Дарья не понимала в чём дело, пока не увидела Нинку, ходившую возле кормушек с охапкой сена. Девочка помогала скотнику Тарбееву разносить корм животным, норовя побольше других дать Ласточке, которая стояла в группе Латышевой.
— Ох, Господи! — вздохнула Дарья и подошла к Нинке. — Ты опять здесь?
— Я уроки выучила, — ответила Нинка слабеньким испуганным голосом и, бросив сено в кормушку, замерла.
— Горюшко ты моё — луковое, — улыбнулась доярка. — Мне ведь не жалко. Ходи. Только зачем же ты такую шапочку на ферму носишь? Смотри, ухализила всю.
Нинка сняла белую пуховую шапочку и убедилась, что кругом — насыпался на неё сор.
— А я завтра платок надену, — сказала она.
— Вот-вот, — ответила доярка. — Так я и знала. Завтра, чего доброго, на утреннюю дойку прибежишь — ни свет, ни заря.
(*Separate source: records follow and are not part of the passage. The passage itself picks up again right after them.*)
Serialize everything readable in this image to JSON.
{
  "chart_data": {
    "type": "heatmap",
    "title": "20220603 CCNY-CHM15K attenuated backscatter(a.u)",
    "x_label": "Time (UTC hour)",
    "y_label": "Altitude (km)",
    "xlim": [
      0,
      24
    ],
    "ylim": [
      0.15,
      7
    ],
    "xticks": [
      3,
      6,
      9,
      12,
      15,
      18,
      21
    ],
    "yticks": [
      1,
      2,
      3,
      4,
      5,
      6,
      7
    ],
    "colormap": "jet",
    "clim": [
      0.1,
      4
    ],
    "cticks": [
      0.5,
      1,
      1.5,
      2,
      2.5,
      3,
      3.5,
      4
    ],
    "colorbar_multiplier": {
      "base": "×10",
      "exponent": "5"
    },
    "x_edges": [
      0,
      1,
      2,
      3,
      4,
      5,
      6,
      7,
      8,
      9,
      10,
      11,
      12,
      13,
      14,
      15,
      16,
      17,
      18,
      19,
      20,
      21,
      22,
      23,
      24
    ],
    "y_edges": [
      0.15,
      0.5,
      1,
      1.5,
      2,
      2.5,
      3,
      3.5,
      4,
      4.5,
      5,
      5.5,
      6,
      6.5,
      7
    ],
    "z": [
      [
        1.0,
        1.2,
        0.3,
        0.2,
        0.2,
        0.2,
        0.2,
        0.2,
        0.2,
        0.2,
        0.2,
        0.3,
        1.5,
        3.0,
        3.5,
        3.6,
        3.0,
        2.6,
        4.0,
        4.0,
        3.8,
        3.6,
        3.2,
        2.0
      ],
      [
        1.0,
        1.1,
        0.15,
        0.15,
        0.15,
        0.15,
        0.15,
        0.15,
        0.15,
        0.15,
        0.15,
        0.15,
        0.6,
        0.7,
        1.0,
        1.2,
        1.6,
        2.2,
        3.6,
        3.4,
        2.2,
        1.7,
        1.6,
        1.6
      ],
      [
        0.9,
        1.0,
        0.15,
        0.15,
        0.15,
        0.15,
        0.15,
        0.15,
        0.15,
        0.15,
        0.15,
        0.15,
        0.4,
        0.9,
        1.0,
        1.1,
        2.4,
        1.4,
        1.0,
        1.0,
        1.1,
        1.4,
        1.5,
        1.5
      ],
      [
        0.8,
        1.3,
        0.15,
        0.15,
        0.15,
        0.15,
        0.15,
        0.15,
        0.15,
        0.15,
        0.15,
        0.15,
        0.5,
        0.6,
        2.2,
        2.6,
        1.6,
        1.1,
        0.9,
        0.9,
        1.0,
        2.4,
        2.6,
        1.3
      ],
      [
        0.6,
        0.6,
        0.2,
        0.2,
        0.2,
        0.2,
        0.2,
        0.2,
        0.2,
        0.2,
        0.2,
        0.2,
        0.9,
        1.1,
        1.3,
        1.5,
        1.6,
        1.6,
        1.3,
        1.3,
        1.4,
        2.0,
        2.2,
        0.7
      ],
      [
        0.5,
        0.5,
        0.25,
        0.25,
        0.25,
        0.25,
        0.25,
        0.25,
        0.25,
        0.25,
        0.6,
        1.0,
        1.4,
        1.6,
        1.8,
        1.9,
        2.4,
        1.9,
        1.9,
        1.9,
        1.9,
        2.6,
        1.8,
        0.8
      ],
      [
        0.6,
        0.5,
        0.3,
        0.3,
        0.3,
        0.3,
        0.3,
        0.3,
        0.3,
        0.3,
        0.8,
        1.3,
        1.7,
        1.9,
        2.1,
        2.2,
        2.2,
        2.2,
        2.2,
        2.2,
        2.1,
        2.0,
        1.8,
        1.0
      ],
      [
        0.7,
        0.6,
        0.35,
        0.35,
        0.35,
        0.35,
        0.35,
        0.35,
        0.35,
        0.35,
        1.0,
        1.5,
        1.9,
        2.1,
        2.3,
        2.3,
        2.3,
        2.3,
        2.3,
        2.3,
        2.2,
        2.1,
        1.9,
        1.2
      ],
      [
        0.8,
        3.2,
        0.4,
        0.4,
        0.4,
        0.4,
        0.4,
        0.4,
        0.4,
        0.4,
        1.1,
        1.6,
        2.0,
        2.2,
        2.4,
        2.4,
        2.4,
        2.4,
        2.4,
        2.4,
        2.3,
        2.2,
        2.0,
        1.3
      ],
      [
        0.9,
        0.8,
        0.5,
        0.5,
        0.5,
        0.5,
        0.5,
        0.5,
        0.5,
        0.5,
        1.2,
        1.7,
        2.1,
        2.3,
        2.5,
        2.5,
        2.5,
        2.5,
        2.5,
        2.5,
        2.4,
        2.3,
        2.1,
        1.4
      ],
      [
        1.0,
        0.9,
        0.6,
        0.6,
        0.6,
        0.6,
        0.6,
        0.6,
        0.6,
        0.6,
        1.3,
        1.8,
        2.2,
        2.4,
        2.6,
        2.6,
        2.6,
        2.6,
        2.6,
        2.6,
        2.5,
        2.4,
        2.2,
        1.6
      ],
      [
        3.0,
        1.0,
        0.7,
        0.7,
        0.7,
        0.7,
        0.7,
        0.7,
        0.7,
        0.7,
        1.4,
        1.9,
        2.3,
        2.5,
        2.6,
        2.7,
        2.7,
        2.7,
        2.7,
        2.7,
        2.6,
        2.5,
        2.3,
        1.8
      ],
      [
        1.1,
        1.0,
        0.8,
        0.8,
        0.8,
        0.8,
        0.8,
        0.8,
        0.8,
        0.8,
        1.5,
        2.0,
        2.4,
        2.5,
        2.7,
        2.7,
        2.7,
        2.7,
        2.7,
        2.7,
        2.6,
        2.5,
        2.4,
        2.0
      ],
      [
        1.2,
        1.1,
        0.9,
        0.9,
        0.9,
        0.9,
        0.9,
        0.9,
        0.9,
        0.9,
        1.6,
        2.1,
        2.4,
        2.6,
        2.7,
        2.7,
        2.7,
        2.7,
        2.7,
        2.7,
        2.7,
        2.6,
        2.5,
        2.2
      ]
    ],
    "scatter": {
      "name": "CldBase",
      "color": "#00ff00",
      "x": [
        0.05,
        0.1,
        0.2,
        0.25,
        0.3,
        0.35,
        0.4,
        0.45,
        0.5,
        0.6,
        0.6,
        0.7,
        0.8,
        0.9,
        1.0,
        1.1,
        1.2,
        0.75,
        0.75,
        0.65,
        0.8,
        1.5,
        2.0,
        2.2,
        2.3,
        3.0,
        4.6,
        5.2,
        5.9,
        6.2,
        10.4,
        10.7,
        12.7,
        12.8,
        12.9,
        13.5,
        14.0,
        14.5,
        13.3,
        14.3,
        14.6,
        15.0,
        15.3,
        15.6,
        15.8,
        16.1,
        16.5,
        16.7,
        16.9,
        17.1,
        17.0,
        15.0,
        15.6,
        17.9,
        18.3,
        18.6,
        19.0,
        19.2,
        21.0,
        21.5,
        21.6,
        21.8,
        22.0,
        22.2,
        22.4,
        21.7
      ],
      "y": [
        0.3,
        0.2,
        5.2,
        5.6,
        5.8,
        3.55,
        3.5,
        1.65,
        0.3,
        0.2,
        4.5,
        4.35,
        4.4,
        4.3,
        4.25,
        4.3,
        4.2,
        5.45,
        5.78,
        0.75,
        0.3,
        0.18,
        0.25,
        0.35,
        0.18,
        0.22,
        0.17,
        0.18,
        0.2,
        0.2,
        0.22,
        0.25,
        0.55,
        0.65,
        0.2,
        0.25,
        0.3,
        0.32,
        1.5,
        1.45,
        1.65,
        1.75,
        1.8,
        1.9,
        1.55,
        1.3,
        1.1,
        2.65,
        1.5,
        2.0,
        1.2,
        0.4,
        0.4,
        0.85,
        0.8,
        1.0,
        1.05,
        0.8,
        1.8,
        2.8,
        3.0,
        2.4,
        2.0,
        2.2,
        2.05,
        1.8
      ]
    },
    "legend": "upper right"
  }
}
Тебе когда в школу?
— С утра.
— Слава Богу, — сказала Дарья и пошла искать флягу под молоко.
Галина Максимовна положила несколько вымытых картофелин в кастрюлю с водой нечищенными и поставила варить на плиту.
— Где Нина? — спросила она у младшей дочери. — Ты не знаешь, куда она ходит каждый день?
— Знаю, — ответила Любка.
— Куда?
— На ферму.
— На ферму?! — удивилась Галина Максимовна. — Зачем?
— Доить коров.
Галина Максимовна широко открыла глаза и села на диван.
Доярки собрались в красном уголке. По обыкновению лузгали семечки. На столе горы шелухи.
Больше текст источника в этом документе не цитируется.